I am pretty new to Ruby (using 1.8.6) and need to know whether the following functionality is available automatically and if not, which would be the best method to implement it.

I have class Car. And have two objects:

car_a and car_b

Is there any way I could do a compare and find what properties differ in one of the objects as compared to the other one?

For example,

car_a.color = 'Red'
car_a.sun_roof = true
car_a.wheels = 'Bridgestone'

car_b.color = 'Blue'
car_b.sun_roof = false
car_b.wheels = 'Bridgestone'

then doing a

car_a.compare_with(car_b)

should give me:

{:color => 'Blue', :sun_roof => 'false'}

or something to that effect?

Was it helpful?

Solution

needs some tweaking, but here's the basic idea:

module CompareIV
  def compare(other)
    h = {}
    self.instance_variables.each do |iv|
      print iv
      a, b = self.instance_variable_get(iv), other.instance_variable_get(iv)
      h[iv] = b if a != b
    end
    return h
  end
end

class A
  include CompareIV
  attr_accessor :foo, :bar, :baz

  def initialize(foo, bar, baz)
    @foo = foo
    @bar = bar
    @baz = baz
  end
end

a = A.new(foo = 1, bar = 2, baz = 3)
b = A.new(foo = 1, bar = 3, baz = 4)

p a.compare(b)

OTHER TIPS

How about

class Object
  def instance_variables_compare(o)
    Hash[*self.instance_variables.map {|v| 
      self.instance_variable_get(v)==o.instance_variable_get(v) ? [] : [v,o.instance_variable_get(v)]}.flatten]
  end
end


>> car_a.instance_variables_compare(car_b)
=> {"@color"=>"Blue", "@sun_roof"=>false}

Not sure if getting the difference of properties straight away is possible.

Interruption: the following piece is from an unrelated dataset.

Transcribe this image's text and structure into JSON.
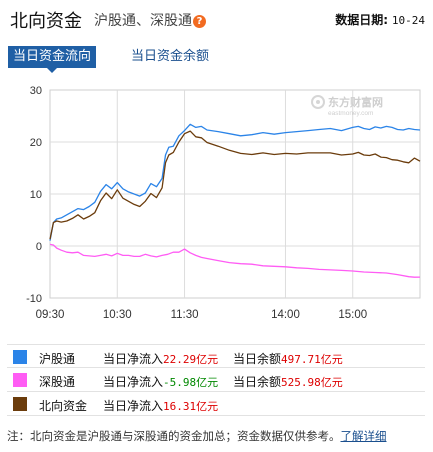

But the work around would be to try the .eql? operator on both the objects

#for example, 

car_a.eql?(car_b)

#could test whether car_a and car_b have the same color, sunroof and wheels
#need to override this method in the Car class to be meaningful,otherwise it's the same as ==

If there is a difference then you could use the Object Class's To_Array method like

car_a.to_a
car_b.to_a

now comparing 2 arrays for difference would be easy.

Not tested but

(car_a | car_b ) - ( car_a & car_b )

or something like that should give you the difference in properties.

HTH

I had the same issue and was looking at some of your solutions, but I figured Ruby had to have a way to solve this. I discovered ActiveModel::Dirty. Works like a charm.